Last time I looked, the Gen Less campaign had a handful of businesses signed up as marque members and something upwards of 5000 signatories all up.
That’s some good nudging. But if what we are talking about is climate change, then we need big change fast. We need to jump our economy, our society to a more pro-environmental trajectory in record time.
Environmental psychology offers some further lines of inquiry.
Researchers have found that an "ethical self-identity" is linked to pro-environmental consumption patterns; for example, buying organic veges. Similarly, "personal norms" — moral considerations that trump social norms — can mean people act on an understanding that their choices will have positive environmental impacts. And if someone’s values tend to be of the more "self-transcendent" variety — and environmental psychology tells us that is indeed the case for some people — they’re more likely to be open to doing things that put the environmental first.

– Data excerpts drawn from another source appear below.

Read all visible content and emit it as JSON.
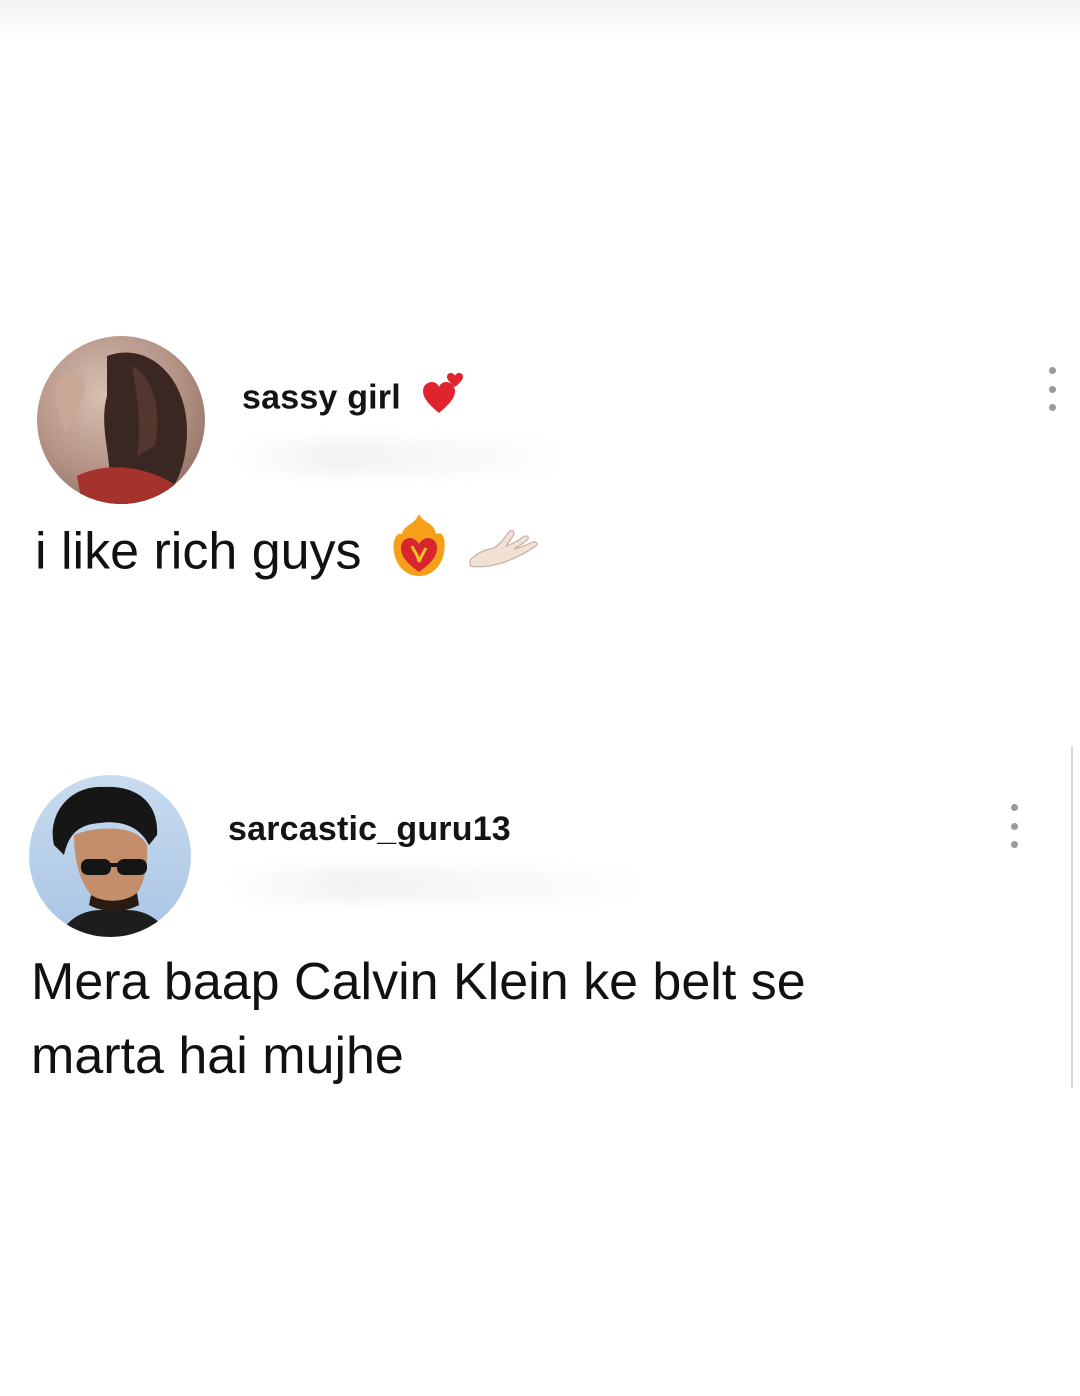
{
  "posts": [
    {
      "username": "sassy girl",
      "badge_icon": "revolving-hearts-emoji",
      "text": "i like rich guys",
      "text_emojis": [
        "heart-on-fire-emoji",
        "palm-up-hand-emoji"
      ],
      "menu_icon": "vertical-ellipsis-icon"
    },
    {
      "username": "sarcastic_guru13",
      "text_line1": "Mera baap Calvin Klein ke belt se",
      "text_line2": "marta hai mujhe",
      "menu_icon": "vertical-ellipsis-icon"
    }
  ],
  "colors": {
    "background": "#ffffff",
    "text": "#111111",
    "menu_dots": "#9a9a9a"
  }
}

If those sorts of dynamics are in play, then governments can come in behind to shift pro-environmental behaviour to a new level.
Think the sort of changes we saw around smoking, Dr Abrahamse says.

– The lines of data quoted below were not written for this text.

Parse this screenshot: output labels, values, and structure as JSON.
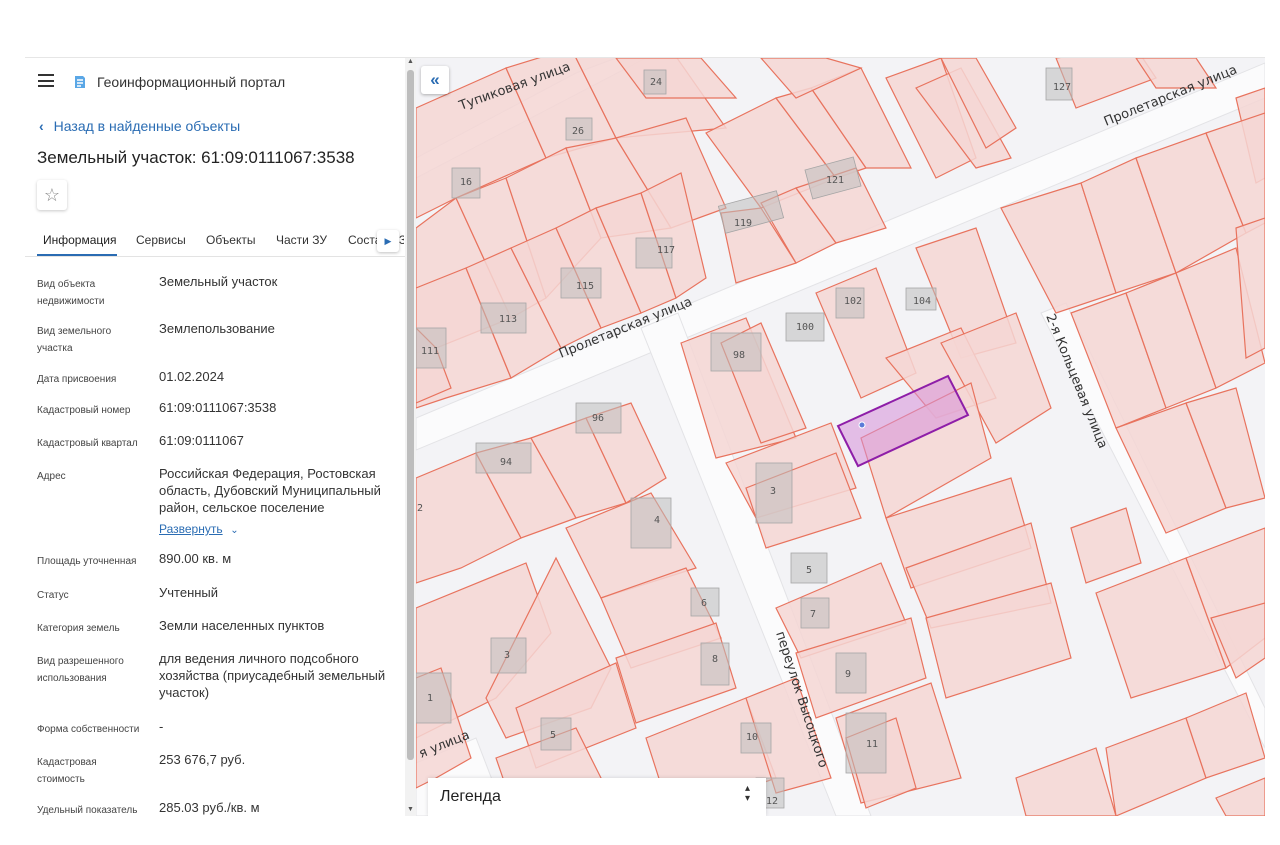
{
  "app": {
    "title": "Геоинформационный портал"
  },
  "nav": {
    "back_label": "Назад в найденные объекты"
  },
  "page": {
    "title": "Земельный участок: 61:09:0111067:3538"
  },
  "tabs": [
    "Информация",
    "Сервисы",
    "Объекты",
    "Части ЗУ",
    "Состав ЕЗ"
  ],
  "fields": [
    {
      "label": "Вид объекта недвижимости",
      "value": "Земельный участок"
    },
    {
      "label": "Вид земельного участка",
      "value": "Землепользование"
    },
    {
      "label": "Дата присвоения",
      "value": "01.02.2024"
    },
    {
      "label": "Кадастровый номер",
      "value": "61:09:0111067:3538"
    },
    {
      "label": "Кадастровый квартал",
      "value": "61:09:0111067"
    },
    {
      "label": "Адрес",
      "value": "Российская Федерация, Ростовская область, Дубовский Муниципальный район, сельское поселение"
    },
    {
      "label": "Площадь уточненная",
      "value": "890.00 кв. м"
    },
    {
      "label": "Статус",
      "value": "Учтенный"
    },
    {
      "label": "Категория земель",
      "value": "Земли населенных пунктов"
    },
    {
      "label": "Вид разрешенного использования",
      "value": "для ведения личного подсобного хозяйства (приусадебный земельный участок)"
    },
    {
      "label": "Форма собственности",
      "value": "-"
    },
    {
      "label": "Кадастровая стоимость",
      "value": "253 676,7 руб."
    },
    {
      "label": "Удельный показатель",
      "value": "285.03 руб./кв. м"
    }
  ],
  "address_expand": "Развернуть",
  "map": {
    "streets": [
      "Тупиковая улица",
      "Пролетарская улица",
      "Пролетарская улица",
      "2-я Кольцевая улица",
      "переулок Высоцкого",
      "я улица"
    ],
    "parcel_numbers": [
      "24",
      "127",
      "26",
      "16",
      "121",
      "119",
      "117",
      "115",
      "113",
      "111",
      "102",
      "104",
      "100",
      "98",
      "96",
      "94",
      "2",
      "3",
      "4",
      "5",
      "6",
      "7",
      "8",
      "9",
      "3",
      "1",
      "5",
      "10",
      "11",
      "12"
    ],
    "legend_label": "Легенда",
    "selected_color": "#8e1ea8",
    "parcel_color": "#e8735e"
  }
}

"There was quite a lot of evidence already about the negative impacts of smoking on people’s health, but the changes really happened when smoking was prohibited in aeroplanes and prohibited in buildings."
Dr Abrahamse says we could be on our way towards a similar turning point on environmental issues. More people appear to be aware and active — developing an "ethical self-identity" or "personal norms" — opening the door for government to be more proactive.

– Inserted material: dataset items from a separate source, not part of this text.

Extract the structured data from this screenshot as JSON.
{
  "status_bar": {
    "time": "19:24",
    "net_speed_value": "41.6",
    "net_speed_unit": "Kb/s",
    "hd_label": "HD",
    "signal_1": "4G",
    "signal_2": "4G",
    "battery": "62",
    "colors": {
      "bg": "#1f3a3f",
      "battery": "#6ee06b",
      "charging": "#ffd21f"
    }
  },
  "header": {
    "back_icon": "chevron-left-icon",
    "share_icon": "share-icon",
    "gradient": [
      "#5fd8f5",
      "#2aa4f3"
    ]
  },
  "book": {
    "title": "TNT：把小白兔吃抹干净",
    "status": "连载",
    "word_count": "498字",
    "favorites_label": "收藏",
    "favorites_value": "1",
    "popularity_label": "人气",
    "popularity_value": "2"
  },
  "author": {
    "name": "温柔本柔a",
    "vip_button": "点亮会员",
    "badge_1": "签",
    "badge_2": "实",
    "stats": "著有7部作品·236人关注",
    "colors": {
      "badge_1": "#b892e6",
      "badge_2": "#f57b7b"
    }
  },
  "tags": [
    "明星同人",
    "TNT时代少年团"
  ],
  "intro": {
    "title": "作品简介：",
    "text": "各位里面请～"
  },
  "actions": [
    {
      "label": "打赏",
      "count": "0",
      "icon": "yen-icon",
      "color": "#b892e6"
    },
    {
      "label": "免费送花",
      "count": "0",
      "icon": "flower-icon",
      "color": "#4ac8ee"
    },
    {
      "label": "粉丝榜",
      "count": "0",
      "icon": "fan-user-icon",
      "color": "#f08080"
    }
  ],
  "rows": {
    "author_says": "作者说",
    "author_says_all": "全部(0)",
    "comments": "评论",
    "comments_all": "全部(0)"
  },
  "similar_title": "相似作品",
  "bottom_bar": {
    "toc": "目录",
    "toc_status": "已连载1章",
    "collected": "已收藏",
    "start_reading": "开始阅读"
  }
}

"There is a social shift happening in terms of the need to act and it is not just about changing individual behaviours but also urging the Government to act, governments around the world. So I think behaviour change doesn’t necessarily happen in isolation, it happens because there is a wider shift as well.
"A good example of that is the changes around plastic bags in supermarkets here. You see a real shift. When I moved here six years ago I would bring my own bag and people just didn’t know what to do with it."
It can get really exciting at this point, as you are into "behavioural spillover" territory.
As the term suggests, that’s where a behaviour — like taking your own bags to the supermarket — starts spilling over into other actions. It’s an area the environmental psychologists are still investigating, but the evidence looks good for the development of the "environmentally conscious person".
OK, so, what can it mean for us this weekend?
Much as Dr Abrahamse points out that her book is not a self-help how-to volume, she does have some takeaways since we’re asking.
"One of the things that I would suggest is to look at maybe an easy thing to do. If it sounds like too much, start with something that seems like an easy thing to change, and that might lead to other things as well."
What we’re talking about there is "control beliefs" — more EP magic: believing we can actually make the change is important.
"Look at what is feasible. If people are interested in moving towards eating less meat, then try a meat-less Monday — something that looks achievable.
"Another thing is to look at ‘what is my impact?’ — there are all sorts of carbon footprint calculators and I know they are a bit of work to fill out — but that is one way to think about ‘what is actually something that makes a big impact; if I make that change in my life it would reduce my footprint’."
And get some social norms working for you, Dr Abrahamse says. Which is to say, don’t do it on your own.
At Victoria uni they have a green impact programme in which groups of people — in various departments, the library, wherever — sign up together as a team to try to reduce their carbon footprint.
"This idea that you are not just doing it on your own but that there are other people doing it as well."